The Court remanded the case to the trial court, which will determine whether the tax revenues raised by the initiative would exceed the constitutional spending cap approved by voters:

“[I]f the trial court finds that A.R.S. § 15-1281(D) will result in the accumulation of money that cannot be spent without violating the expenditure limit, it must declare Prop. 208 unconstitutional and enjoin its operation.”

“Today represents a major victory for the hardworking taxpayers of Arizona,” said Timothy Sandefur, Goldwater’s Vice President for Litigation. The justices made clear that the state constitution’s limits on spending—which were added to the Constitution by the voters themselves—cannot be simply ignored, as Prop. 208’s funders attempted.”

“The Court’s decision today is a great one for Arizonans,” said Goldwater Institute President and CEO Victor Riches. “Today’s ruling and the case’s return to the trial court sets us up to hammer the final nail into the coffin of Prop. 208.”

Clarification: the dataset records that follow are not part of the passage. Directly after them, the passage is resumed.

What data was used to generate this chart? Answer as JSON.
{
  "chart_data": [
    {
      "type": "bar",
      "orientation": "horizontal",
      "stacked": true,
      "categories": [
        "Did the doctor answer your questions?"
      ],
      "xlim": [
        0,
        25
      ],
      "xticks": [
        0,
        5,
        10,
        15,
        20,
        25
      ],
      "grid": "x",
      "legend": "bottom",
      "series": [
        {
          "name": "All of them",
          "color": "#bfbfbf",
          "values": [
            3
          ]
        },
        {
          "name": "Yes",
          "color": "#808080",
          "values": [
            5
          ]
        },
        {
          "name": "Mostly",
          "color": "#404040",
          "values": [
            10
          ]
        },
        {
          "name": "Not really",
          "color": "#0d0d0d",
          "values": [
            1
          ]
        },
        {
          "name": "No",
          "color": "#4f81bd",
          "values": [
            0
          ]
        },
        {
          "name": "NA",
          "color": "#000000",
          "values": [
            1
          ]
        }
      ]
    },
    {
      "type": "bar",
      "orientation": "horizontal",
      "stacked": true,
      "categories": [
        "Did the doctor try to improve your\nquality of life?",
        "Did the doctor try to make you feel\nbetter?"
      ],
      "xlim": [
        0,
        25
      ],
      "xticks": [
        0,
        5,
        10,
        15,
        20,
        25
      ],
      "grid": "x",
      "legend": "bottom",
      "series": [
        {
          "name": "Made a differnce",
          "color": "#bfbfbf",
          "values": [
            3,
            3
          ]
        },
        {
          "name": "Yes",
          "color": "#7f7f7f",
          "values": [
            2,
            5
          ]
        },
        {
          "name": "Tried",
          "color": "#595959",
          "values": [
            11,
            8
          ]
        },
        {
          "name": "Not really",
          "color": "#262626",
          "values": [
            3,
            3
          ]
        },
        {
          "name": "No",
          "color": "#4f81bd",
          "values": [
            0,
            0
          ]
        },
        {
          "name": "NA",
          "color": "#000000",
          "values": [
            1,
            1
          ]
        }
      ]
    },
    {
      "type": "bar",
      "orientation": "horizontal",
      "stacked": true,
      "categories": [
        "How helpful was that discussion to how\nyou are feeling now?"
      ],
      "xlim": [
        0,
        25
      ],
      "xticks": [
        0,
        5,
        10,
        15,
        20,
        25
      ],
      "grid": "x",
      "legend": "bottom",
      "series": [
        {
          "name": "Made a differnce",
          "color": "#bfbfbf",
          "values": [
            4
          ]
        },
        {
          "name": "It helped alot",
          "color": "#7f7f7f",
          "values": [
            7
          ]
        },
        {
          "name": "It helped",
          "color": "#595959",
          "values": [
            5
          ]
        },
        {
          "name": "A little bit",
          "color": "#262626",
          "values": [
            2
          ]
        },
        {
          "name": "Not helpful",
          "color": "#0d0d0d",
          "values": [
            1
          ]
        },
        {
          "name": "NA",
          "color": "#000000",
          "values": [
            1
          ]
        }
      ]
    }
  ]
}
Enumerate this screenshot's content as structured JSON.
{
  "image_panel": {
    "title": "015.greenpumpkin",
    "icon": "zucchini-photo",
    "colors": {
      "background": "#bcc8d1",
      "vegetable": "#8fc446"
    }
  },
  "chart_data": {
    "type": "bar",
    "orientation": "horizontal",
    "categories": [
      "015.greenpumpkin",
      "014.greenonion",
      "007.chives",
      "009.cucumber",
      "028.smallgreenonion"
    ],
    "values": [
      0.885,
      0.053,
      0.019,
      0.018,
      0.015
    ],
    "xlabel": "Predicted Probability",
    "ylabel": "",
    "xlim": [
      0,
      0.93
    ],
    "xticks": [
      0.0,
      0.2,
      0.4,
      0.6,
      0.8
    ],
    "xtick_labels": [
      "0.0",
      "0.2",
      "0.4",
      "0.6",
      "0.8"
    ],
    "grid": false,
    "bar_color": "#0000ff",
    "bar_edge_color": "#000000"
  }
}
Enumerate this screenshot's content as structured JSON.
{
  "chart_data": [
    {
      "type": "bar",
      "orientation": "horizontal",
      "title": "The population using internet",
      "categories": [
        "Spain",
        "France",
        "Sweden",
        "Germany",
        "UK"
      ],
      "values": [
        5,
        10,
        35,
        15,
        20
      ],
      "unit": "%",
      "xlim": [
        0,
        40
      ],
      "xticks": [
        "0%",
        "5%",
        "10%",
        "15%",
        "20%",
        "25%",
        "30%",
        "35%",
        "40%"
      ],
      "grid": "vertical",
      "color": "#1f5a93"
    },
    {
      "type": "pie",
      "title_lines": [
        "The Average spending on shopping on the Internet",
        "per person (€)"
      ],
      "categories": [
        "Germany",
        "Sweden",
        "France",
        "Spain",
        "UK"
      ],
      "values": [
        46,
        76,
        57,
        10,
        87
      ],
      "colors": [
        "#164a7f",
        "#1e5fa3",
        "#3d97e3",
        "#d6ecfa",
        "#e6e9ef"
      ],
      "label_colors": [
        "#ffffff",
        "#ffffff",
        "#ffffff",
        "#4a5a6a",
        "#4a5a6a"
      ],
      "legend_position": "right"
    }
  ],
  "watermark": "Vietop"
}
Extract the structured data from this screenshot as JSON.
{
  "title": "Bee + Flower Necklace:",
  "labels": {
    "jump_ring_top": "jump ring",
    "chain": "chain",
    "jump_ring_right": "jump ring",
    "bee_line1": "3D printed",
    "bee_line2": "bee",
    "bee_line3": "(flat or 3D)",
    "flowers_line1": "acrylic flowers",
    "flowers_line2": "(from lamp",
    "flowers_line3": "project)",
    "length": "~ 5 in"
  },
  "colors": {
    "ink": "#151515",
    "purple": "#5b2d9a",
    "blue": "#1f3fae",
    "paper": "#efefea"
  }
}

Senator Karen Fann said that she was “pleased that the Arizona Supreme Court, in the near unanimous decision, found the Prop 208 tax increase unconstitutional. The proposition was built on a gimmick, that the tax increase was a “grant,” and therefore not in violation of constitutional restrictions on spending. The Court saw through that and ruled it unconstitutional. I expect the Superior Court to find clear evidence Prop 208 revenues do exceed the expenditure limit, and because the Court also rule the non-revenue provisions are not separately workable, the entire proposition will be thrown out.”